Cam and I visit Eugene and his mom, Marjeanne. Eugene is also visually impaired, and a mini-superhero. Marjeanne chats to me about mainstream schooling and magnifiers and the strange magnificence that comes with disability. She puts wind in my sails.

Saturday

I get to go to a birthday breakfast and a ladies’ retreat while Murray makes tepees and totem poles in the garden with Chief Running Bear (Cam) and his sidekick White Eagle (Scott). God shows his glory in the loving sacrifice of a husband who might quite love to be out on his mountain bike but who gladly loves instead his little tribe of pretend-pretend Indians.

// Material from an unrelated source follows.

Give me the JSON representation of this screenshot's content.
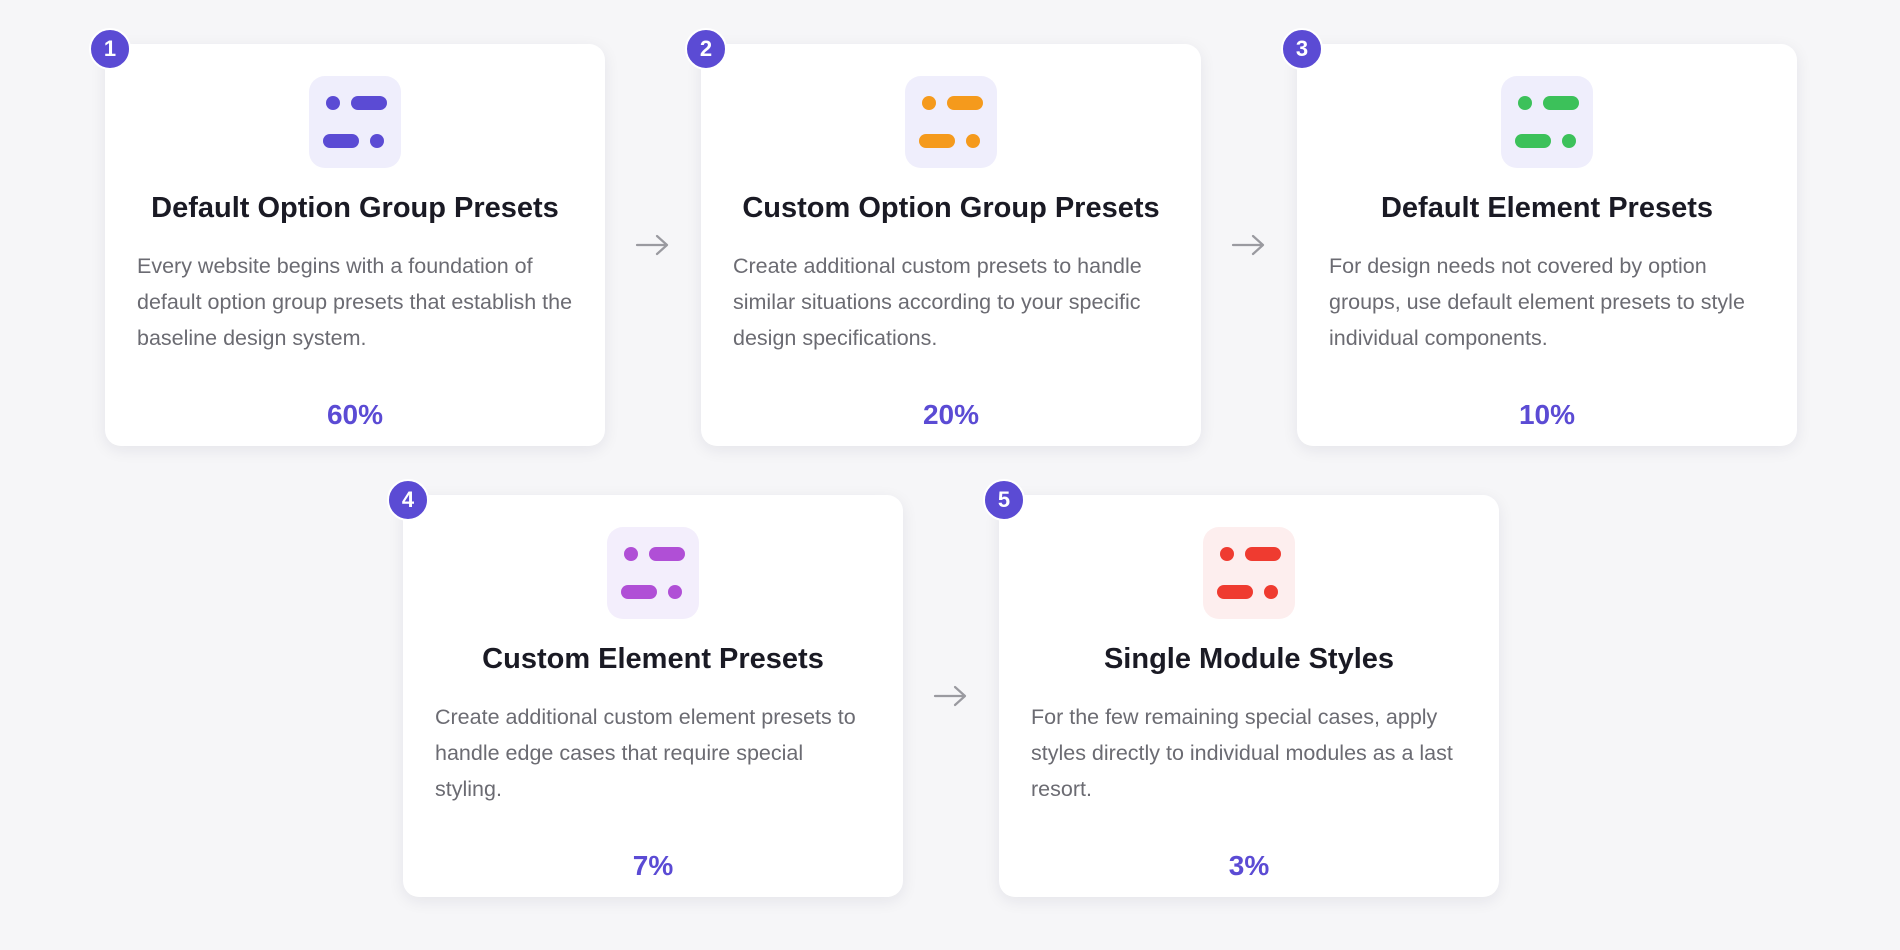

Tonight I’m thinking, I love that we can celebrate God in these glimpses of his goodness. But in a way it’s even more thrilling for me to think that maybe tonight somewhere over a dark ocean a storm will rage. No one but God will know or see. And he will take his glory. Maybe tonight somewhere in a dark sleeping house a tired desperate patient tender mom or dad will get up to hold a baby. No one but God will know or see. And he will take his glory.


‘God is the only being in all of existence who can be said to possess inherent glory. We don’t give it to Him; it is His by virtue of who He is. If no one ever gave God any praise, He would still be the glorious God that He is, because He was glorious before any beings were created to worship Him… His glory is His being – simply the sum of what He is, regardless of what we do or do not do in recognition of it.’ – John MacArthur

‘God’s glory is the visible splendour or moral beauty of God’s manifold perfections. The “glory” of God is the exhibition of His inherent excellence; it is the external manifestation of His internal majesty. To “glorify God” is to declare, draw attention to, or publicly announce and advertise His glory… Glory is the beauty of God unveiled! Glory is the resplendent radiance of His power and His personality. Glory is all of God that makes God, God, and shows Him to be worthy of our praise and our boasting and our trust and our hope and our confidence and our joy! Glory is the external elegance of the internal excellencies of God. Glory is what you see and experience and feel when God goes public with His beauty!’ – Sam Storms 




















 (You just never know when you're going to need a good pumpkin outfit.)